Welcome to UUHHS’s Congregational History Website! This project has been designed to encourage and assist congregations and other groups in archiving historical records and in documenting their histories. Learn more about this website here and download a poster to hang on bulletin boards to encourage others to get join in creating archives and writing your history poster This project has been made possible through generous support of the Unitarian Universalist Funding Panel.
Introduction
The Unitarian Universalist History and Heritage Society encourages UU congregations and organizations to get involved in creating new or in revising existing histories of congregational and organizational life. Those histories can be realized in many formats — print, online, sound, visual, and more — and can be created for many purposes. Events that might call for your creating or revising your history could be milestones such as anniversaries of the group’s founding or a change of professional ministry. You might also engage in your history-making as part of local community history projects.
Our Congregational History Project has two goals:
- To make readily available online Library Resources of existing histories of Unitarian, Universalist, and Unitarian Universalist congregations, and histories of other local configurations such as geographical regions and UUA districts. These Library Resources may be used by Unitarian Universalists looking for information about their congregations, and they also provide models for creating new histories.
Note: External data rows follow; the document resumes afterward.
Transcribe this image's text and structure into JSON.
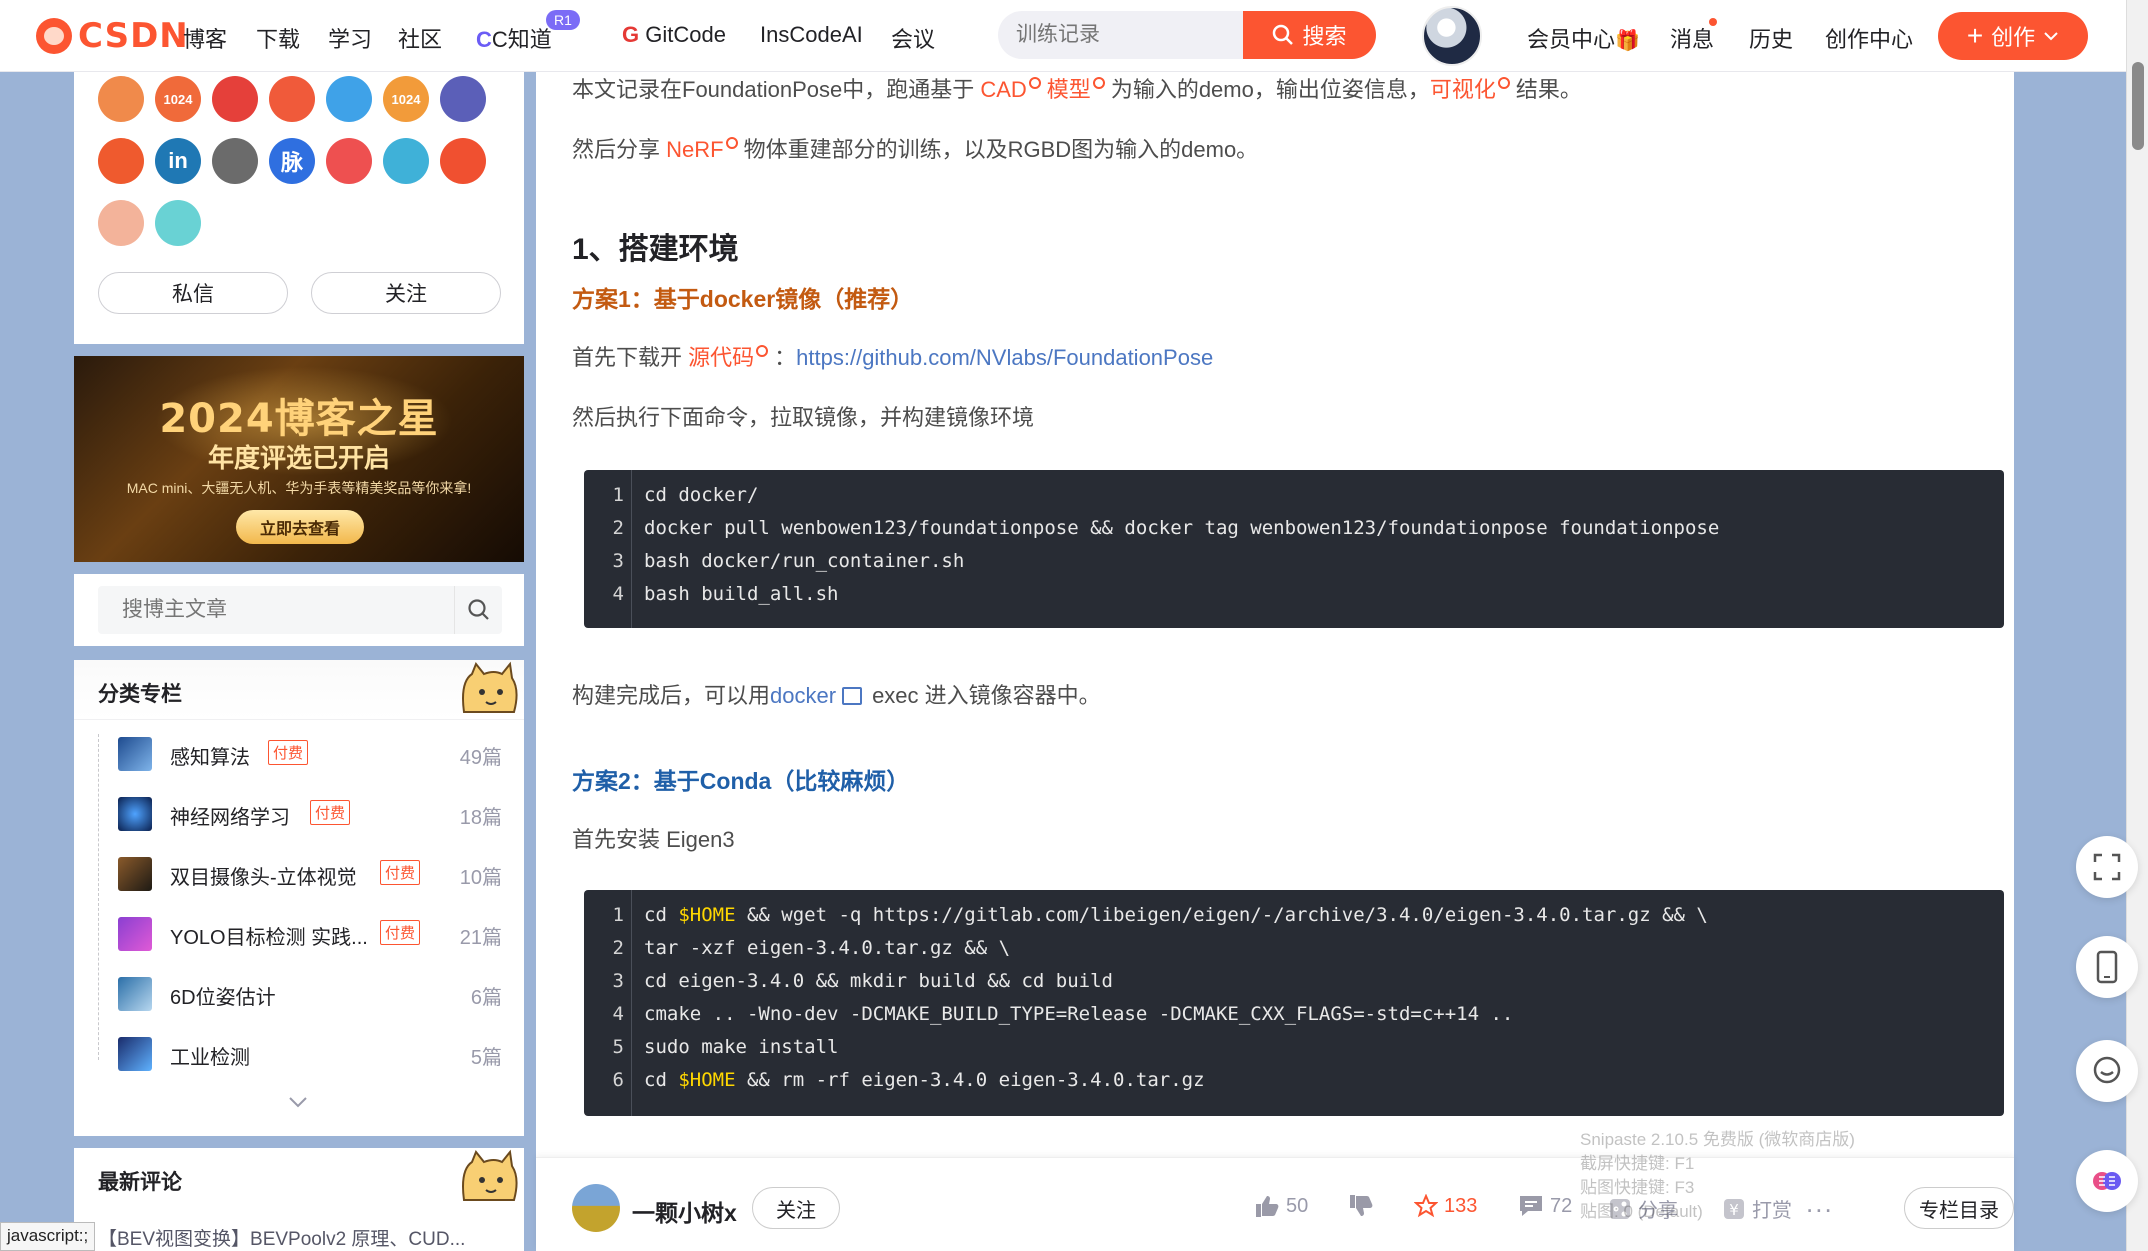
{
  "nav": {
    "logo_text": "CSDN",
    "items": [
      "博客",
      "下载",
      "学习",
      "社区",
      "C知道",
      "GitCode",
      "InsCodeAI",
      "会议"
    ],
    "cknow_badge": "R1",
    "search_placeholder": "训练记录",
    "search_button": "搜索",
    "right_items": [
      "会员中心",
      "消息",
      "历史",
      "创作中心"
    ],
    "create_button": "创作",
    "accent": "#fc5531"
  },
  "sidebar": {
    "badge_icons": [
      "csdn-icon",
      "1024-icon",
      "pen-icon",
      "monkey-icon",
      "star-icon",
      "1024-icon",
      "expert-icon",
      "fire-icon",
      "linkedin-icon",
      "github-icon",
      "maimai-icon",
      "medal-icon",
      "chat-icon",
      "rank-icon",
      "anniversary-icon",
      "bubble-icon"
    ],
    "badge_text": {
      "b1024a": "1024",
      "b1024b": "1024",
      "linkedin": "in",
      "maimai": "脉"
    },
    "message_button": "私信",
    "follow_button": "关注",
    "ad": {
      "title": "2024博客之星",
      "subtitle": "年度评选已开启",
      "line": "MAC mini、大疆无人机、华为手表等精美奖品等你来拿!",
      "button": "立即去查看"
    },
    "blog_search_placeholder": "搜博主文章",
    "categories_title": "分类专栏",
    "categories": [
      {
        "name": "感知算法",
        "paid": "付费",
        "count": "49篇"
      },
      {
        "name": "神经网络学习",
        "paid": "付费",
        "count": "18篇"
      },
      {
        "name": "双目摄像头-立体视觉",
        "paid": "付费",
        "count": "10篇"
      },
      {
        "name": "YOLO目标检测 实践...",
        "paid": "付费",
        "count": "21篇"
      },
      {
        "name": "6D位姿估计",
        "paid": "",
        "count": "6篇"
      },
      {
        "name": "工业检测",
        "paid": "",
        "count": "5篇"
      }
    ],
    "comments_title": "最新评论",
    "comment_preview": "【BEV视图变换】BEVPoolv2 原理、CUD...",
    "status_text": "javascript:;"
  },
  "article": {
    "p1": {
      "a": "本文记录在FoundationPose中，跑通基于 ",
      "k1": "CAD",
      "k2": "模型",
      "b": "为输入的demo，输出位姿信息，",
      "k3": "可视化",
      "c": "结果。"
    },
    "p2": {
      "a": "然后分享 ",
      "k1": "NeRF",
      "b": "物体重建部分的训练，以及RGBD图为输入的demo。"
    },
    "h_env": "1、搭建环境",
    "h_docker": "方案1：基于docker镜像（推荐）",
    "p3": {
      "a": "首先下载开 ",
      "k1": "源代码",
      "b": "：",
      "url": "https://github.com/NVlabs/FoundationPose"
    },
    "p4": "然后执行下面命令，拉取镜像，并构建镜像环境",
    "code1": [
      "cd docker/",
      "docker pull wenbowen123/foundationpose && docker tag wenbowen123/foundationpose foundationpose",
      "bash docker/run_container.sh",
      "bash build_all.sh"
    ],
    "p5": {
      "a": "构建完成后，可以用",
      "k1": "docker",
      "b": "exec 进入镜像容器中。"
    },
    "h_conda": "方案2：基于Conda（比较麻烦）",
    "p6": "首先安装 Eigen3",
    "code2": {
      "l1a": "cd ",
      "l1v": "$HOME",
      "l1b": " && wget -q https://gitlab.com/libeigen/eigen/-/archive/3.4.0/eigen-3.4.0.tar.gz && \\",
      "l2": "tar -xzf eigen-3.4.0.tar.gz && \\",
      "l3": "cd eigen-3.4.0 && mkdir build && cd build",
      "l4": "cmake .. -Wno-dev -DCMAKE_BUILD_TYPE=Release -DCMAKE_CXX_FLAGS=-std=c++14 ..",
      "l5": "sudo make install",
      "l6a": "cd ",
      "l6v": "$HOME",
      "l6b": " && rm -rf eigen-3.4.0 eigen-3.4.0.tar.gz"
    },
    "line_numbers": [
      "1",
      "2",
      "3",
      "4",
      "5",
      "6"
    ]
  },
  "toolbar": {
    "author": "一颗小树x",
    "follow": "关注",
    "likes": "50",
    "stars": "133",
    "comments": "72",
    "reward": "打赏",
    "share": "分享",
    "more": "...",
    "column_catalog": "专栏目录"
  },
  "snipaste": [
    "Snipaste 2.10.5 免费版 (微软商店版)",
    "截屏快捷键: F1",
    "贴图快捷键: F3",
    "贴图: 0 (Default)"
  ]
}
These resources will also assist any researchers, from various disciplines and denominations, in writing of local histories which include a presence of Unitarian Universalism.
- To offer information, guidance, tips, and connections to other resources to create or enhance your own congregational and local histories. This second goal clearly is related to the first: awareness of other histories may inspire your own history writing or updating. We encourage you to examine existing examples of other congregational histories as you create your own, and also to make your own histories available through the Histories Database for others to consult.